Living in a small market town somewhere between the two (although rather nearer the ‘rural’ end of things), I can see both sides of the argument. Yes, it would be lovely to live in a place filled with myriad new restaurants and cutting edge museums, but quite honestly, I like the fact that I can walk from one side of the place to the other in ten minutes and that everything’s shut on a Sunday.
It might be because I don’t live in London that an ad campaign currently running, supposedly extolling the virtues of the capital and those who live in it, hasn’t resonated with me at all. In fact, it makes me thoroughly glad I’m out in my little backwater with the clean air and ability to see stars at night.
If you’re also not living in the Smoke, or aren’t in the city very often, you’re probably not familiar with the current ads based around the line from the old wartime song Maybe it’s because I’m a Londoner.
Maybe it’s because you’re a Londoner, the tube posters scream, that you’re like this, picking something about the city or the population about which its inhabitants are meant to be proud; things that should evoke a warm glow about them and the place in which they’re living.
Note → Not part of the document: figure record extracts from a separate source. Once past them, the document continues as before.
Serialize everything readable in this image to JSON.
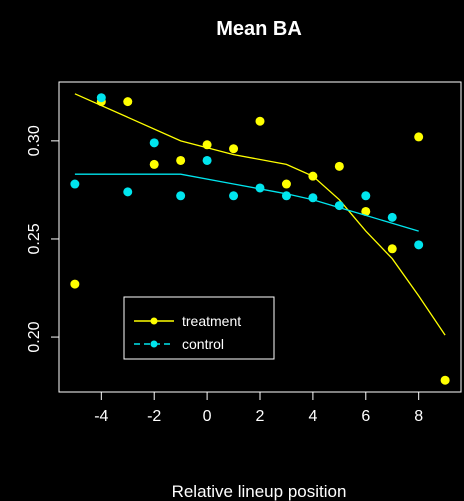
{
  "chart_data": {
    "type": "scatter",
    "title": "Mean BA",
    "xlabel": "Relative lineup position",
    "ylabel": "",
    "xlim": [
      -5.6,
      9.6
    ],
    "ylim": [
      0.172,
      0.33
    ],
    "x_ticks": [
      -4,
      -2,
      0,
      2,
      4,
      6,
      8
    ],
    "x_tick_labels": [
      "-4",
      "-2",
      "0",
      "2",
      "4",
      "6",
      "8"
    ],
    "y_ticks": [
      0.2,
      0.25,
      0.3
    ],
    "y_tick_labels": [
      "0.20",
      "0.25",
      "0.30"
    ],
    "grid": false,
    "legend_position": "bottom-left",
    "series": [
      {
        "name": "treatment",
        "color": "#ffff00",
        "points": [
          {
            "x": -5,
            "y": 0.227
          },
          {
            "x": -4,
            "y": 0.32
          },
          {
            "x": -3,
            "y": 0.32
          },
          {
            "x": -2,
            "y": 0.288
          },
          {
            "x": -1,
            "y": 0.29
          },
          {
            "x": 0,
            "y": 0.298
          },
          {
            "x": 1,
            "y": 0.296
          },
          {
            "x": 2,
            "y": 0.31
          },
          {
            "x": 3,
            "y": 0.278
          },
          {
            "x": 4,
            "y": 0.282
          },
          {
            "x": 5,
            "y": 0.287
          },
          {
            "x": 6,
            "y": 0.264
          },
          {
            "x": 7,
            "y": 0.245
          },
          {
            "x": 8,
            "y": 0.302
          },
          {
            "x": 9,
            "y": 0.178
          }
        ],
        "smooth": [
          {
            "x": -5,
            "y": 0.324
          },
          {
            "x": -3,
            "y": 0.312
          },
          {
            "x": -1,
            "y": 0.3
          },
          {
            "x": 1,
            "y": 0.293
          },
          {
            "x": 3,
            "y": 0.288
          },
          {
            "x": 4,
            "y": 0.282
          },
          {
            "x": 5,
            "y": 0.27
          },
          {
            "x": 6,
            "y": 0.254
          },
          {
            "x": 7,
            "y": 0.24
          },
          {
            "x": 8,
            "y": 0.221
          },
          {
            "x": 9,
            "y": 0.201
          }
        ]
      },
      {
        "name": "control",
        "color": "#00e5ee",
        "points": [
          {
            "x": -5,
            "y": 0.278
          },
          {
            "x": -4,
            "y": 0.322
          },
          {
            "x": -3,
            "y": 0.274
          },
          {
            "x": -2,
            "y": 0.299
          },
          {
            "x": -1,
            "y": 0.272
          },
          {
            "x": 0,
            "y": 0.29
          },
          {
            "x": 1,
            "y": 0.272
          },
          {
            "x": 2,
            "y": 0.276
          },
          {
            "x": 3,
            "y": 0.272
          },
          {
            "x": 4,
            "y": 0.271
          },
          {
            "x": 5,
            "y": 0.267
          },
          {
            "x": 6,
            "y": 0.272
          },
          {
            "x": 7,
            "y": 0.261
          },
          {
            "x": 8,
            "y": 0.247
          }
        ],
        "smooth": [
          {
            "x": -5,
            "y": 0.283
          },
          {
            "x": -3,
            "y": 0.283
          },
          {
            "x": -1,
            "y": 0.283
          },
          {
            "x": 1,
            "y": 0.278
          },
          {
            "x": 3,
            "y": 0.273
          },
          {
            "x": 4,
            "y": 0.27
          },
          {
            "x": 5,
            "y": 0.266
          },
          {
            "x": 6,
            "y": 0.262
          },
          {
            "x": 7,
            "y": 0.258
          },
          {
            "x": 8,
            "y": 0.254
          }
        ]
      }
    ]
  }
}
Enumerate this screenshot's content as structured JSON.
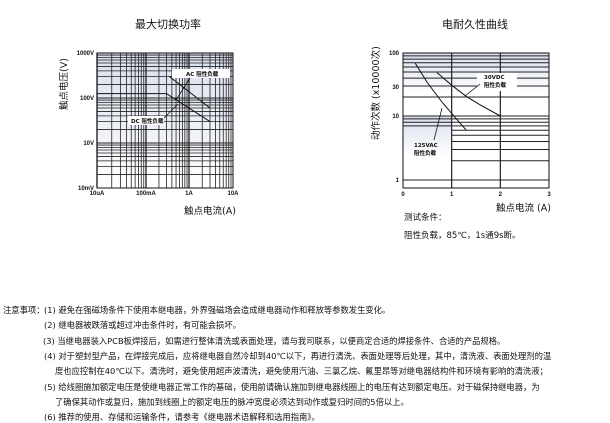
{
  "chart_data": [
    {
      "type": "line",
      "title": "最大切换功率",
      "xlabel": "触点电流(A)",
      "ylabel": "触点电压(V)",
      "x_scale": "log",
      "y_scale": "log",
      "x_ticks": [
        "10uA",
        "100mA",
        "1A",
        "10A"
      ],
      "x_tick_values": [
        1e-05,
        0.1,
        1,
        10
      ],
      "y_ticks": [
        "10mV",
        "10V",
        "100V",
        "1000V"
      ],
      "y_tick_values": [
        0.01,
        10,
        100,
        1000
      ],
      "grid": true,
      "series": [
        {
          "name": "DC 阻性负载",
          "x": [
            1e-05,
            0.3,
            3
          ],
          "y": [
            125,
            125,
            30
          ]
        },
        {
          "name": "AC 阻性负载",
          "x": [
            0.35,
            3
          ],
          "y": [
            300,
            60
          ]
        }
      ]
    },
    {
      "type": "line",
      "title": "电耐久性曲线",
      "xlabel": "触点电流 (A)",
      "ylabel": "动作次数 (x10000次)",
      "x_scale": "linear",
      "y_scale": "log",
      "xlim": [
        0,
        3
      ],
      "x_ticks": [
        "0",
        "1",
        "2",
        "3"
      ],
      "x_tick_values": [
        0,
        1,
        2,
        3
      ],
      "y_ticks": [
        "1",
        "10",
        "30",
        "100"
      ],
      "y_tick_values": [
        1,
        10,
        30,
        100
      ],
      "grid": true,
      "series": [
        {
          "name": "125VAC 阻性负载",
          "x": [
            0.25,
            0.5,
            0.8,
            1.0,
            1.3
          ],
          "y": [
            70,
            35,
            17,
            11,
            6
          ]
        },
        {
          "name": "30VDC 阻性负载",
          "x": [
            0.7,
            1.0,
            1.3,
            1.6,
            2.0
          ],
          "y": [
            50,
            32,
            21,
            15,
            10
          ]
        }
      ]
    }
  ],
  "test_conditions": {
    "title": "测试条件：",
    "text": "阻性负载，85℃，1s通9s断。"
  },
  "notes": {
    "label": "注意事项：",
    "items": [
      "(1) 避免在强磁场条件下使用本继电器，外界强磁场会造成继电器动作和释放等参数发生变化。",
      "(2) 继电器被跌落或超过冲击条件时，有可能会损坏。",
      "(3) 当继电器装入PCB板焊接后，如需进行整体清洗或表面处理，请与我司联系，以便商定合适的焊接条件、合适的产品规格。",
      "(4) 对于塑封型产品，在焊接完成后，应将继电器自然冷却到40℃以下，再进行清洗、表面处理等后处理，其中，清洗液、表面处理剂的温",
      "度也应控制在40℃以下。清洗时，避免使用超声波清洗，避免使用汽油、三氯乙烷、氟里昂等对继电器结构件和环境有影响的清洗液；",
      "(5) 给线圈施加额定电压是使继电器正常工作的基础，使用前请确认施加到继电器线圈上的电压有达到额定电压。对于磁保持继电器，为",
      "了确保其动作或复归，施加到线圈上的额定电压的脉冲宽度必须达到动作或复归时间的5倍以上。",
      "(6) 推荐的使用、存储和运输条件，请参考《继电器术语解释和选用指南》。"
    ]
  }
}
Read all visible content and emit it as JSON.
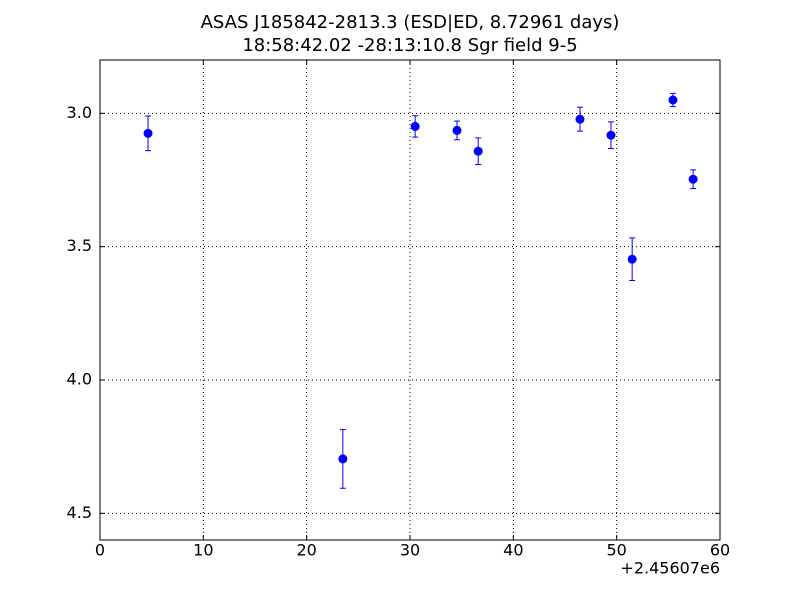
{
  "chart_data": {
    "type": "errorbar",
    "title": "ASAS J185842-2813.3 (ESD|ED, 8.72961 days)",
    "subtitle": "18:58:42.02 -28:13:10.8 Sgr field 9-5",
    "x_offset_label": "+2.45607e6",
    "color": "#0000ff",
    "x": [
      4.65,
      23.5,
      30.5,
      34.55,
      36.6,
      46.45,
      49.45,
      51.5,
      55.45,
      57.4
    ],
    "values": [
      3.075,
      4.296,
      3.049,
      3.064,
      3.142,
      3.022,
      3.082,
      3.547,
      2.95,
      3.247
    ],
    "errors": [
      0.065,
      0.11,
      0.04,
      0.035,
      0.05,
      0.045,
      0.05,
      0.08,
      0.025,
      0.035
    ],
    "xlim": [
      0,
      60
    ],
    "xticks": [
      0,
      10,
      20,
      30,
      40,
      50,
      60
    ],
    "ylim": [
      4.6,
      2.8
    ],
    "yticks": [
      {
        "value": 3.0,
        "label": "3.0"
      },
      {
        "value": 3.5,
        "label": "3.5"
      },
      {
        "value": 4.0,
        "label": "4.0"
      },
      {
        "value": 4.5,
        "label": "4.5"
      }
    ],
    "grid": true
  }
}
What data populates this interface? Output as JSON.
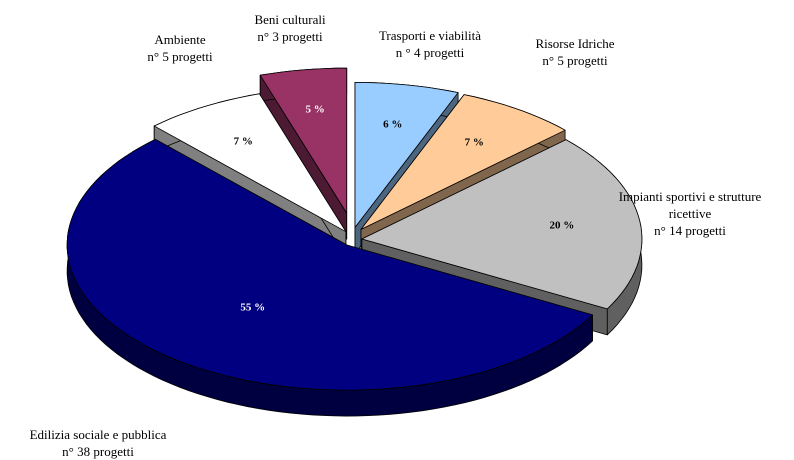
{
  "chart_data": {
    "type": "pie",
    "categories": [
      "Trasporti e viabilità",
      "Risorse Idriche",
      "Impianti sportivi e strutture ricettive",
      "Edilizia sociale e pubblica",
      "Ambiente",
      "Beni culturali"
    ],
    "sublabels": [
      "n ° 4 progetti",
      "n° 5 progetti",
      "n° 14 progetti",
      "n° 38 progetti",
      "n° 5 progetti",
      "n° 3 progetti"
    ],
    "values": [
      6,
      7,
      20,
      55,
      7,
      5
    ],
    "value_labels": [
      "6 %",
      "7 %",
      "20 %",
      "55 %",
      "7 %",
      "5 %"
    ],
    "colors": [
      "#99ccff",
      "#ffcc99",
      "#c0c0c0",
      "#000080",
      "#ffffff",
      "#993366"
    ]
  }
}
But, bizarrely, the advertisers in their infinite wisdom seem not to have picked the best things about the place: the cultural opportunities; the architectural beauty; the historical richness. Not South Bank; the National Portrait Gallery; the incredible array of amazing restaurants; the acceptance that Londoners show to people from all over the world; the traditions and quirks – be they Changing the Guard or the good-natured ‘thoughts for the day’ that appear on the whiteboards at Angel tube station.
Instead, what’s been chosen are characteristics that, if we’re being generous about this, don’t wholeheartedly flatter. Because apparently, what makes people Londoners is the breathtaking egocentricity for which the rest of the country thinks they’re prats.
For clarity: there are plenty of Londoners of whom I’m thoroughly fond, none of whom can be characterised by the below, and I wouldn’t dream of tarring them as such. But dear me – who on EARTH thought these were a good idea…?
Maybe you carry a designer handbag with a price tag that could not only feed a family of five for six months but fit one in too cries one ad.
Maybe your idea of dressing down for the pub is loosening your tie and undoing your top button cries another.
Maybe you own hiking boots and a four-wheel drive vehicle, neither of which has ever seen so much as a muddy puddle.
I’m sure I’m meant to be impressed by the fashion-forward, suited and booted, cosmopolitan crowd that the ads are depicting. But frankly, I see the posters and they make me think of nothing other than superficial, uptight, greenery-shy idiots who have no idea that if you don’t know one end of a horsebox from the other, then you’ve no place in the driving seat of a Land Rover.
But maybe it’s because they’re Londoners and I’m not. Or maybe, just maybe, it’s because they’re prats.